The latest figures have revealed that there are more than 12,000 people in the city diagnosed with it and the figure is increasing by an average of 1,000 people a year. Around 90% of those diagnosed have Type 2 diabetes, which can be caused by being overweight.
Around 10% of people diagnosed have Type 1 diabetes, an auto-immune condition which cannot be prevented.
Cornwall and the Isles of Scilly are one of worst areas in England for NHS checks for diabetes. That's according to a new report by Diabetes UK out today.
Only 25 people were offered a check last year during a period in 2011/2012. They're supposed to be offered to everyone aged 40 to 74 to check for risks of diabetes, heart disease and stroke and kidney failure. Not a single person was checked between April and June 2012.

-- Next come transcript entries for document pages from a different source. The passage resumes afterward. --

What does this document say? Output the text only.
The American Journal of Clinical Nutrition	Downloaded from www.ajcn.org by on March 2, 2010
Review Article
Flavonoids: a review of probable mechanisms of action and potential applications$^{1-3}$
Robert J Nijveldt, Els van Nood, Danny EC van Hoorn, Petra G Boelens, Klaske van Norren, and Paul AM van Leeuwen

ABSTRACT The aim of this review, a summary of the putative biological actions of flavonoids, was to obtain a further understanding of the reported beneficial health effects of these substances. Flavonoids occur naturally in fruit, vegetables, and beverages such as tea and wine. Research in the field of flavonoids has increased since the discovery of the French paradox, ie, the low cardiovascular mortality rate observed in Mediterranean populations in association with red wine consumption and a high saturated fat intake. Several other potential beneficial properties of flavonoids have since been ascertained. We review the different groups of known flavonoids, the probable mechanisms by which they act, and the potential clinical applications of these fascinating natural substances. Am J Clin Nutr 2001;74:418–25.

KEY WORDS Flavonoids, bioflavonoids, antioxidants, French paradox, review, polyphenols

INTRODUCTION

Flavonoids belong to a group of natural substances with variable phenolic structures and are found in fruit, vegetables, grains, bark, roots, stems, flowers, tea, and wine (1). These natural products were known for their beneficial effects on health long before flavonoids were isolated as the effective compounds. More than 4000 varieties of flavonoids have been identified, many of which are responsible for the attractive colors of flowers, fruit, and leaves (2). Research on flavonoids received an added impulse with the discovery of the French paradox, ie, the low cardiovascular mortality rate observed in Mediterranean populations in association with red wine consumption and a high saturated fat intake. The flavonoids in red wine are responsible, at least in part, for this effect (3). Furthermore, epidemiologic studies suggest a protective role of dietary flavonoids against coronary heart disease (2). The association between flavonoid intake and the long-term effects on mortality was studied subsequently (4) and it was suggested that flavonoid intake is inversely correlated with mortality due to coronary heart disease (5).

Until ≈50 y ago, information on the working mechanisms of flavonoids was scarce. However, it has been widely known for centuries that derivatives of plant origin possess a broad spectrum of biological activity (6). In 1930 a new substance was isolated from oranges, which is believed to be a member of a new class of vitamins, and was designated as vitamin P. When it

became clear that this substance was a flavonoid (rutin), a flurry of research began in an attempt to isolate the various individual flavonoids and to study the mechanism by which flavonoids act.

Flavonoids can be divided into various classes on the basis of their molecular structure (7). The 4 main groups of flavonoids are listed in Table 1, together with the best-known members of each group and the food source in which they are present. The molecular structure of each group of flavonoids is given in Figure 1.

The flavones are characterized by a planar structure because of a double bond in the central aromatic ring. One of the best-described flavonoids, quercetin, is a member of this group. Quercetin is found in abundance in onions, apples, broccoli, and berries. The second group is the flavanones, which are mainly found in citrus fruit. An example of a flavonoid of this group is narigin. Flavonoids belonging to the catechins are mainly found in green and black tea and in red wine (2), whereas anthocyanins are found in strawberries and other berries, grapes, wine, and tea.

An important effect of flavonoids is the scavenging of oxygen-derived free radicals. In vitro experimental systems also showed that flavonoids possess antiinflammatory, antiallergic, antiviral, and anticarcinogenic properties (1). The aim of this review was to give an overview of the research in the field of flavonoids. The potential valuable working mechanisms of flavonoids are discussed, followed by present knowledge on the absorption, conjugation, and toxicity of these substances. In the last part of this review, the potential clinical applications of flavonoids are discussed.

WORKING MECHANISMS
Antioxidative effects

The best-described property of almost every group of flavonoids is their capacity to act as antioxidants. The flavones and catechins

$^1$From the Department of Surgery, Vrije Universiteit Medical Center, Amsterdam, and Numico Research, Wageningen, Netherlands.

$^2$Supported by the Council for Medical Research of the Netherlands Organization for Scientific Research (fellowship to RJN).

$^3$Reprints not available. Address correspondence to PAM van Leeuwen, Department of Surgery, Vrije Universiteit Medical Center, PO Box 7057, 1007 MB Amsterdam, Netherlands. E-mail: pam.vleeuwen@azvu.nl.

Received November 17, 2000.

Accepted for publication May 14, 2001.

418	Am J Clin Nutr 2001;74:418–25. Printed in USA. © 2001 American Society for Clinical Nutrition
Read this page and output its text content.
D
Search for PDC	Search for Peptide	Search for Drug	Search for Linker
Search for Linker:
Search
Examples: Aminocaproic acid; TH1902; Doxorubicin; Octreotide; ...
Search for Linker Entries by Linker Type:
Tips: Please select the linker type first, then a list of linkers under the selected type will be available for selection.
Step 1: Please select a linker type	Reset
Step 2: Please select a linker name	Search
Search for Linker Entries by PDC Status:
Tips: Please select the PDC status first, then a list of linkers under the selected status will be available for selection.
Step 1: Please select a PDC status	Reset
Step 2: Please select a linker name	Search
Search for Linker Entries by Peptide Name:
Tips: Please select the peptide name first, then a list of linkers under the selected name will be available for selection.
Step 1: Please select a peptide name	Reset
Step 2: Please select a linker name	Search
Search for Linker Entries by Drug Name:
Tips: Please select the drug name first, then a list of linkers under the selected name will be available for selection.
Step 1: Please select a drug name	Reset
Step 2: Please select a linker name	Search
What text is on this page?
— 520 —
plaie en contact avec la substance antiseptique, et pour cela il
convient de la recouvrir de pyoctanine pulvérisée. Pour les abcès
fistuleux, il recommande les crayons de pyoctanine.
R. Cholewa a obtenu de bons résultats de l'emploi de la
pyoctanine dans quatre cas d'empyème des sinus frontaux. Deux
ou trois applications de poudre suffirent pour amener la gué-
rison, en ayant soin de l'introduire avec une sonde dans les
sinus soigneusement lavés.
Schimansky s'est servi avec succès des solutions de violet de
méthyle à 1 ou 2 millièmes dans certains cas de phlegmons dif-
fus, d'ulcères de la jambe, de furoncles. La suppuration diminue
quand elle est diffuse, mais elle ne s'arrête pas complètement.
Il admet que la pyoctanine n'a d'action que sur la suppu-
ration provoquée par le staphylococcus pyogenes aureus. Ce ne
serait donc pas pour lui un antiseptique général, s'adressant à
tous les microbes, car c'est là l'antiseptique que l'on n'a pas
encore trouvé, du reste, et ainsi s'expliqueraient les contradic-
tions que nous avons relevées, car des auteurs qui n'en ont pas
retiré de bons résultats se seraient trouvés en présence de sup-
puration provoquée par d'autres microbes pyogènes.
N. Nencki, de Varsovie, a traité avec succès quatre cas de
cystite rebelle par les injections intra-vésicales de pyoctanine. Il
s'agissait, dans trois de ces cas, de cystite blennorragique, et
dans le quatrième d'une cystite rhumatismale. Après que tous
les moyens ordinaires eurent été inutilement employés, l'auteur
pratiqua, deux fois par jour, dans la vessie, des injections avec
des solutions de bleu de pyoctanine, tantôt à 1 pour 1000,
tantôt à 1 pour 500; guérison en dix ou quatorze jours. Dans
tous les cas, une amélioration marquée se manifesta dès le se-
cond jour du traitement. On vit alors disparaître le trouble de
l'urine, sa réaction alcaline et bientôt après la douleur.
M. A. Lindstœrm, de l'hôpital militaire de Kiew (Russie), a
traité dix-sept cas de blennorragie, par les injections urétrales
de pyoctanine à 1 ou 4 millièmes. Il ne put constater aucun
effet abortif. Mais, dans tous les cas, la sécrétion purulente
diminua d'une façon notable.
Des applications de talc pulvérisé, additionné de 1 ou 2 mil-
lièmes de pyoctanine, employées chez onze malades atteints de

Diabetes UK has warned that the poor local implementation of the check means people in Cornwall and Isles of Scilly who are at high risk of Type 2 diabetes are missing the chance to get the information and support they need to help prevent the condition.
The Health Secretary will be in Torquay today to visit a specialist diabetes centre. Andrew Lansley will find out about its innovative services for diabetes patients at The Chilcote Practice in helping them manage their condition.